MINNEAPOLIS — Since May, 87-year-old Helen Wanglie has lain unconscious and motionless at the Hennepin County Medical Center here. Although there is no hope for recovery, she is kept alive by a breathing machine, feedings through a stomach tube, and round-the-clock care.
In most such cases, physicians and family agree that further care is futile and quietly let the patient die. Not in the Wanglie case.
In what experts say is the first case of its kind, the hospital is seeking court permission to disconnect Wanglie's respirator while the family fights to continue her care. The dispute is attracting national attention as a crucial test of whether physicians or patients and their families have the final word about the right to live or die.
At first glance, the situation appears to be the reverse of the case of Nancy Cruzan, the comatose Missouri woman whose family fought all the way to the U.S. Supreme Court for permission to stop her artificial feedings, despite the objections of physicians.
On closer inspection, both cases center on what ethicists call "patient autonomy." For this reason, the Wanglie family is actually attracting the support of leading right-to-die groups, among others.

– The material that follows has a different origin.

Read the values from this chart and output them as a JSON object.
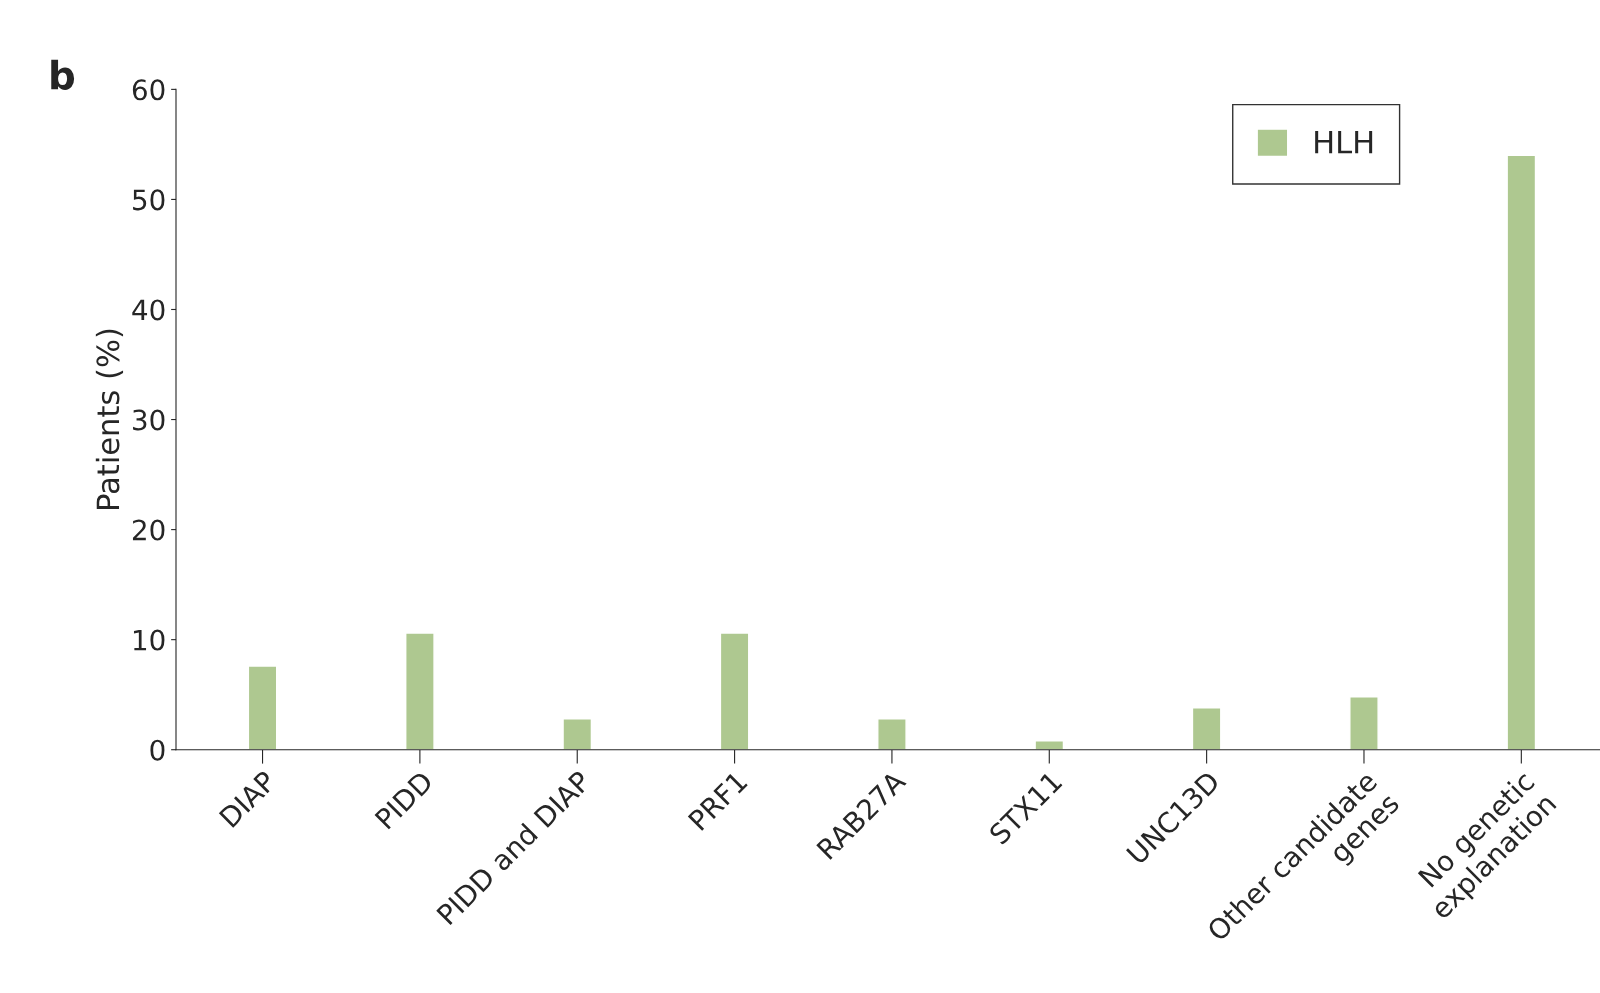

"This hospital is trying to turn back the clock and reverse the whole thrust of modern biomedical ethics," said Susan M. Wolf, an associate for law at the Hastings Center in Briarcliff, N.Y. "If the hospital wins, it means patients or the people they designate to speak for them lose decisional authority that we have all been fighting long and hard to secure for them."
Dr. Michael Belzer, medical director of the hospital, said physicians should not be forced by families "to provide medical care they feel is inappropriate and which can't advance the patient's personal interests. . . . In this extreme case, we feel that the family is not acting appropriately."
Earlier this month, lawyers for the hospital asked the Hennepin County District Court to disqualify the family from taking part in Wanglie's medical care and to appoint a conservator who will decide whether the respirator should be disconnected. A hearing on the request is expected within the next several weeks.
Fanella Rouse, executive director of a New York City-based group that monitors right-to-die cases across the country, said the Wanglie case is unprecedented.